姜忠玉闻言,却是胸有成竹,爽朗一笑,眼神明亮而笃定,语气里满是自信:
“阎大人这顾虑,根本不算事!兵器铠甲,只需诸位登记造册,朝廷自会调拨;
便是火器,也绝非难事。
只要诸位心志坚定,敢战敢拼,不敢说一月练成天下精锐,三月练出一支能战之师,绝无问题!”
他顿了顿,凑近几分,压低声音,细细解说起来,语气里带着几分隐秘的骄傲:
“我等配发的制式连弩,远胜寻常弓箭。
不需臂力惊人,不需眼力多好,自带五倍望远瞄准镜,精准无比,只需扣动扳机,便是孩童都能操作。
制式武器定会一一配发,还有仁慈煤手雷,威力巨大,对付那些乌合之众的劫掠队,何惧之有?”
他话锋微顿,眼底闪过一丝狡黠的精光,语气压低了几分,带着不容置疑的笃定:
“只是……大型杀伤性武器,断然不会配发。
毕竟,我们的核心目标是抓捕俘虏充作矿奴,这是快应队的铁律,更是圣皇亲定的旨意,半点都违逆不得。”

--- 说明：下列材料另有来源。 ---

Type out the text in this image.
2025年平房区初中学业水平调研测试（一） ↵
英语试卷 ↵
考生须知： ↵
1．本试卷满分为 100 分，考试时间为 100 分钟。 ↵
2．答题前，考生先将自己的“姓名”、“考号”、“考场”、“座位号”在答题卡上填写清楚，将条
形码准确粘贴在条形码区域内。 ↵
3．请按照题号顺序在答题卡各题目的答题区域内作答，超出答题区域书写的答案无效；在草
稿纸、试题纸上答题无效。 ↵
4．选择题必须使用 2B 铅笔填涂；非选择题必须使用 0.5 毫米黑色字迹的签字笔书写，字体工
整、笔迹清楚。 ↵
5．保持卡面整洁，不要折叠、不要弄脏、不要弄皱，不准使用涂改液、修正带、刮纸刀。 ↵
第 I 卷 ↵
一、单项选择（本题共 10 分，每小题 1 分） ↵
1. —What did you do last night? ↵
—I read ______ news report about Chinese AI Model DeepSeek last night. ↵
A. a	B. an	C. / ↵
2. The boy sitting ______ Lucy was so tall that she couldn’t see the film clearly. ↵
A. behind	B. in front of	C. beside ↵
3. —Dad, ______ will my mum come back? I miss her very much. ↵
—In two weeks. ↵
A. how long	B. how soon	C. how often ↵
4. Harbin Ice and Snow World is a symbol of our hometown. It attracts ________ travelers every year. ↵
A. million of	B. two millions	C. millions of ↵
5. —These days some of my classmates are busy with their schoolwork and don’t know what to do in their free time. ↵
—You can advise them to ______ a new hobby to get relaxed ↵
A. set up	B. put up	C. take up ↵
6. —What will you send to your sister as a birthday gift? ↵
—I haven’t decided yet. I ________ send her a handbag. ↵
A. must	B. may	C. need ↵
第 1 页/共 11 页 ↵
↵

阎应元听罢,怔怔望着眼前这群眼神锐利、身手不凡的京师汉子,眉宇间紧锁的最后一丝疑虑,如冰雪遇骄阳,彻底烟消云散。
他重重颔首,心中一片清明——
没错,就是这样。
有这般铁律,有这般行事准则,江南的天,真的要变了。
话说回来,江南这边的自卫军根基,终究是没法跟福建建宁府的相提并论。
武夷山那一带,山民虽穷得叮当响,可只要给几两银子安家费,再许以保家卫国的名头,不管是谁去征兵,他们都会死心塌地跟着,兵源从来不是问题。
再加上有福宁州一府之地作为天然缓冲,那边的快应队和自卫军可以放开手脚大干一场,吴三桂当年留下的二十万溃兵,迟早会被他们一点点蚕食干净,或是收编,或是剿灭。